Die schier unendliche Geschichte der DATI-Gründung hat ihr nächstes Kapitel erreicht. Inzwischen ist auch die Besetzung der Agenturspitze um Monate verzögert. Was dahintersteckt, warum es aber im April endlich vorangehen könnte: ein aktueller Überblick.
Bild: NoName_13 / Pixabay.
DIE GESCHICHTE DER DATI ist eine Geschichte der Verspätungen. Das muss nichts Schlechtes sein, wenn am Ende das Ergebnis stimmt: die Gründung einer neuartigen Bundesagentur für die Förderung von Transfer und Innovation aus den deutschen Hochschulen heraus, ausgestattet mit strategischen und unternehmerischen Freiheitsgraden, wie sie für eine staatliche Behörde ein Widerspruch in sich erscheinen – gäbe es nicht mit der SPRIND, der Bundesagentur für Sprunginnovationen, eine Art Role Model. Obgleich deren Freiheitskampf auch bis vier Jahre nach der Gründung gedauert hat (und nach Meinung mancher Experten immer noch mit einem Teilsieg der staatlichen Bürokraten endete).
Teil 1 der Geschichte der DATI-Verspätungen zog sich vom März 2022, als der wenig später im Zorn zurückgetretene Ex-BMBF-Staatssekretär Thomas Sattelberger (FDP) seinen ersten "Grobkonzept" genannten Entwurf zur Agentur-Gestaltung vorlegte, bis hin zum November 2023, für den Sattelbergers Nachfolger Mario Brandenburg (ebenfalls FDP) die Kabinettsbefassung des unter seiner Regie völlig neu ausgearbeiteten Konzepts angestrebt hatte. Das Novemberziel stand noch in einer auf den 27. September 2023 datierten "internen Arbeitsversion" des Papiers (das übrigens bemerkenswerte Ansätze hatte), doch bis heute ist die Endfassung nicht im Kabinett aufgetaucht. Womit sich Teil 2 der DATI-Verspätungen jetzt schon wieder auf vier Monate summiert.
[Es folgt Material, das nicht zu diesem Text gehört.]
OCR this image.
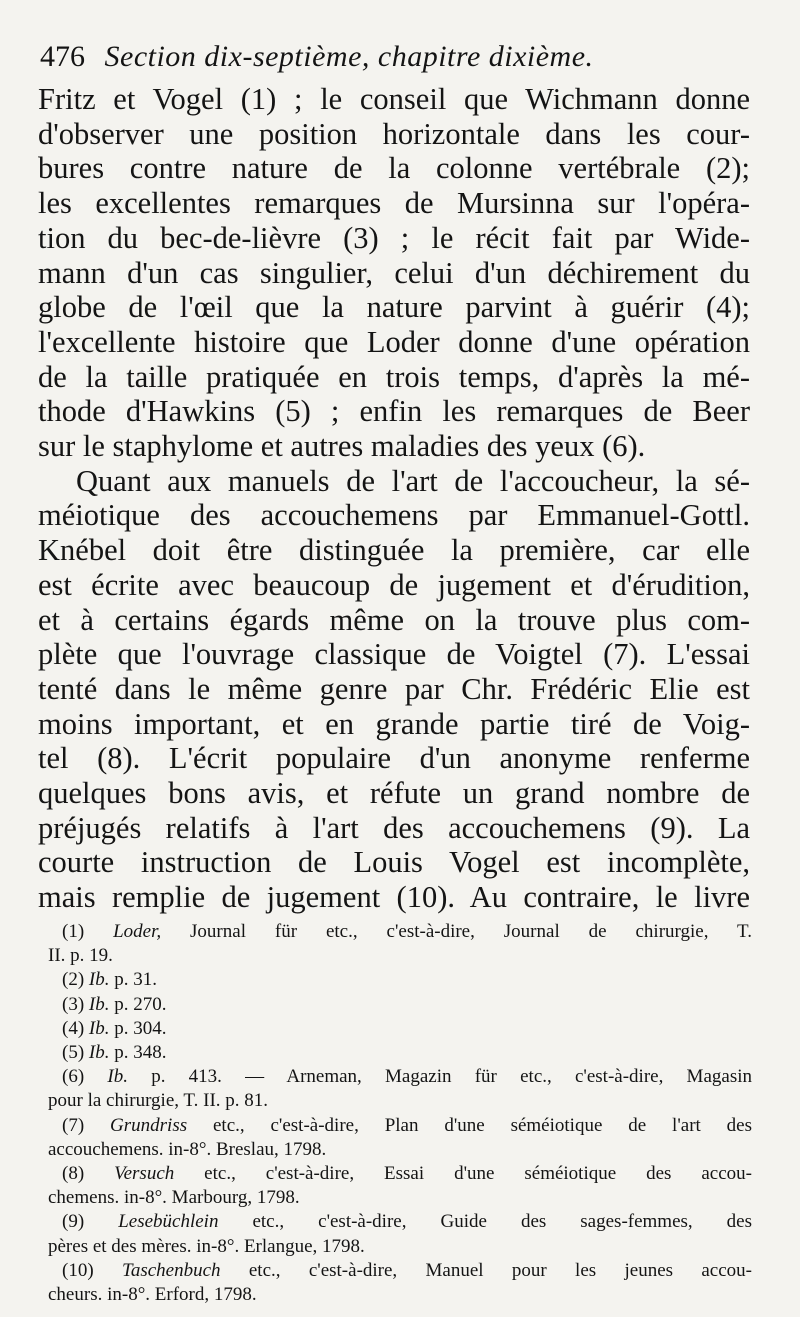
476 Section dix-septième, chapitre dixième.
Fritz et Vogel (1) ; le conseil que Wichmann donne
d'observer une position horizontale dans les cour-
bures contre nature de la colonne vertébrale (2);
les excellentes remarques de Mursinna sur l'opéra-
tion du bec-de-lièvre (3) ; le récit fait par Wide-
mann d'un cas singulier, celui d'un déchirement du
globe de l'œil que la nature parvint à guérir (4);
l'excellente histoire que Loder donne d'une opération
de la taille pratiquée en trois temps, d'après la mé-
thode d'Hawkins (5) ; enfin les remarques de Beer
sur le staphylome et autres maladies des yeux (6).
Quant aux manuels de l'art de l'accoucheur, la sé-
méiotique des accouchemens par Emmanuel-Gottl.
Knébel doit être distinguée la première, car elle
est écrite avec beaucoup de jugement et d'érudition,
et à certains égards même on la trouve plus com-
plète que l'ouvrage classique de Voigtel (7). L'essai
tenté dans le même genre par Chr. Frédéric Elie est
moins important, et en grande partie tiré de Voig-
tel (8). L'écrit populaire d'un anonyme renferme
quelques bons avis, et réfute un grand nombre de
préjugés relatifs à l'art des accouchemens (9). La
courte instruction de Louis Vogel est incomplète,
mais remplie de jugement (10). Au contraire, le livre
(1) Loder, Journal für etc., c'est-à-dire, Journal de chirurgie, T.
II. p. 19.
(2) Ib. p. 31.
(3) Ib. p. 270.
(4) Ib. p. 304.
(5) Ib. p. 348.
(6) Ib. p. 413. — Arneman, Magazin für etc., c'est-à-dire, Magasin
pour la chirurgie, T. II. p. 81.
(7) Grundriss etc., c'est-à-dire, Plan d'une séméiotique de l'art des
accouchemens. in-8°. Breslau, 1798.
(8) Versuch etc., c'est-à-dire, Essai d'une séméiotique des accou-
chemens. in-8°. Marbourg, 1798.
(9) Lesebüchlein etc., c'est-à-dire, Guide des sages-femmes, des
pères et des mères. in-8°. Erlangue, 1798.
(10) Taschenbuch etc., c'est-à-dire, Manuel pour les jeunes accou-
cheurs. in-8°. Erford, 1798.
Parallel dazu verzögert sich auch die Ausschreibung für den wissenschaftlichen Chefposten der DATI weiter, den die erst im Herbst 2023 einberufene Gründungskommission als eine ihrer Kernaufgaben bereits Anfang Januar diesen Jahres beschlossen hat. Zunächst hieß es, die Ausschreibung könne erst veröffentlicht werden, nachdem der – verspätete – Bundeshaushalt für 2024 stehe. Doch den hat der Bundestag bereits am 2. Februar verabschiedet. Und jetzt? Was die Kommissionsmitglieder wissen: Ihre für Montag, den 11. März geplante Sitzung, die ursprünglich ihre letzte sein sollte, wurde von einem Präsenz- in einen Onlinetermin umgewandelt, wohl weil die gewichtigen Inhalte fehlen. "Aufgrund der absehbar gewordenen zeitlichen Streckung der Arbeiten der Gründungskommission bestand Einvernehmen dahingehend, dass weitere Sitzungen vereinbart werden", teilt das BMBF auf Anfrage mit.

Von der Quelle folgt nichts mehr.